Introducing Central London
To comprehend the scope of London, a good place to start is at the city’s navel, anchoring it to its place in history and geography – the middle of Waterloo Bridge. Here, the full meaning of what makes this city so special spreads along the vista, outlining the two power bases; the financial City in the east, and the secular and religious might of Westminster in the west.
The City is and always was the financial heart of London, though it’s a strange paradox that the ancient birthplace of the capital lies deserted after 8pm on Fridays, with a few stalwart inhabitants keeping certain pubs and restaurants alive. Wandering around the quiet alleys and back passages on a weekend can be a magical experience, as layers of history are stripped back and wisps of bygone eras waft by.
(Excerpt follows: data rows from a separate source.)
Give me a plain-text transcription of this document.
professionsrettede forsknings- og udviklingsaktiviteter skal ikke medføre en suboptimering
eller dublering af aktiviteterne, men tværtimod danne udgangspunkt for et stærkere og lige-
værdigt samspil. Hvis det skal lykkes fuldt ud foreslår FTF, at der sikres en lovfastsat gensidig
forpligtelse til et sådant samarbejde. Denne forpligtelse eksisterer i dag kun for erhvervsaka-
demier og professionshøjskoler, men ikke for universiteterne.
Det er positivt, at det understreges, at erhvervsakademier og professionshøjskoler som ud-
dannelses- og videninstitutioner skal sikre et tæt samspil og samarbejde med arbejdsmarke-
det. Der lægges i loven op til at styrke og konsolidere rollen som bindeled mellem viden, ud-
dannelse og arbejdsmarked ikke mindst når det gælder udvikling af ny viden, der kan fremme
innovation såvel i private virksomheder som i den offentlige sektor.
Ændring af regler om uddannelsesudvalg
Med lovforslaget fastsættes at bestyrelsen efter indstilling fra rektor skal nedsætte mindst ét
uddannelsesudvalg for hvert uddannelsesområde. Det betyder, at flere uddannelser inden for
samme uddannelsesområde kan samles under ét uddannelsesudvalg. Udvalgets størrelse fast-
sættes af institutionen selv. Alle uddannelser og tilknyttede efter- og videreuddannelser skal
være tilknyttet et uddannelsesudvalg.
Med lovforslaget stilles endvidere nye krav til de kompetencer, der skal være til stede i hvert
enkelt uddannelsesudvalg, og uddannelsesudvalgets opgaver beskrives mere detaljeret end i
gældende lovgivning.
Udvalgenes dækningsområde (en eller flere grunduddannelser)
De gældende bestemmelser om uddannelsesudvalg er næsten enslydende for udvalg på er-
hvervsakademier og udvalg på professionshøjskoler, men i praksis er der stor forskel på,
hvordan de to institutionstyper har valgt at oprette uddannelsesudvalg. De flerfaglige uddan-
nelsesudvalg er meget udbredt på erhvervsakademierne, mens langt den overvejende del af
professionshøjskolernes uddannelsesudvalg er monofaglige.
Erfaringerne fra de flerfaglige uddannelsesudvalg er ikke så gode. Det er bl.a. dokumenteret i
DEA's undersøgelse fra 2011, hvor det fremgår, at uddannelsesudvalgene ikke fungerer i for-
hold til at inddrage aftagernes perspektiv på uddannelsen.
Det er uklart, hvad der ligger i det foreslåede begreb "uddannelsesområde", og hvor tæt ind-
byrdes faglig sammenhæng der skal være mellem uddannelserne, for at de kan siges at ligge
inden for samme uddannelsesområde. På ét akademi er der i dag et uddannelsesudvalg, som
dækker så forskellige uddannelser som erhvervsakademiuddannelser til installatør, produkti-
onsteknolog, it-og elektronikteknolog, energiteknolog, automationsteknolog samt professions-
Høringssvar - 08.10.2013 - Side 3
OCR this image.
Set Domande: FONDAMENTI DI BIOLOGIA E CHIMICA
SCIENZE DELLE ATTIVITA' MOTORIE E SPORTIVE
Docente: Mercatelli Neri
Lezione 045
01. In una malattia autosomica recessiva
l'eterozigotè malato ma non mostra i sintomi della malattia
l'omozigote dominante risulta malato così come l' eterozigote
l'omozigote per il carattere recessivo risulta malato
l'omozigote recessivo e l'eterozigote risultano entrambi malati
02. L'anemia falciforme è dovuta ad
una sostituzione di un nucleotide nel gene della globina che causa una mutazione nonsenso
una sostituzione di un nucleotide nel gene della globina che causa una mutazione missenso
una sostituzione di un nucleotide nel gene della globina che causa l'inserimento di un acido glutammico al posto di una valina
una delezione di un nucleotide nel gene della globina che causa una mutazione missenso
What many visitors mean when they say they are going to London is the West End. From the neon lights in Soho, to the extravagant gentlemen’s clubs in Mayfair, this is the megapolis that has something for everyone – afternoon tea is taken at its place of inception, The Langham, illicit cocktails are sampled at the ECC in Chinatown and post-dancing espressos knocked back at the 24/7 Bar Italia on Frith Street.
Shopping reaches retail nirvana on Sloane Street, New Bond Street and the King’s Road, while intrepid swimmers head for the Serpentine and spoilt-for-choice art lovers dip in and out of the National Gallery and Royal Academy.
As to old Sam Johnson’s statement that being tired of London means you’re tired of life? The thought had never even occurred to us.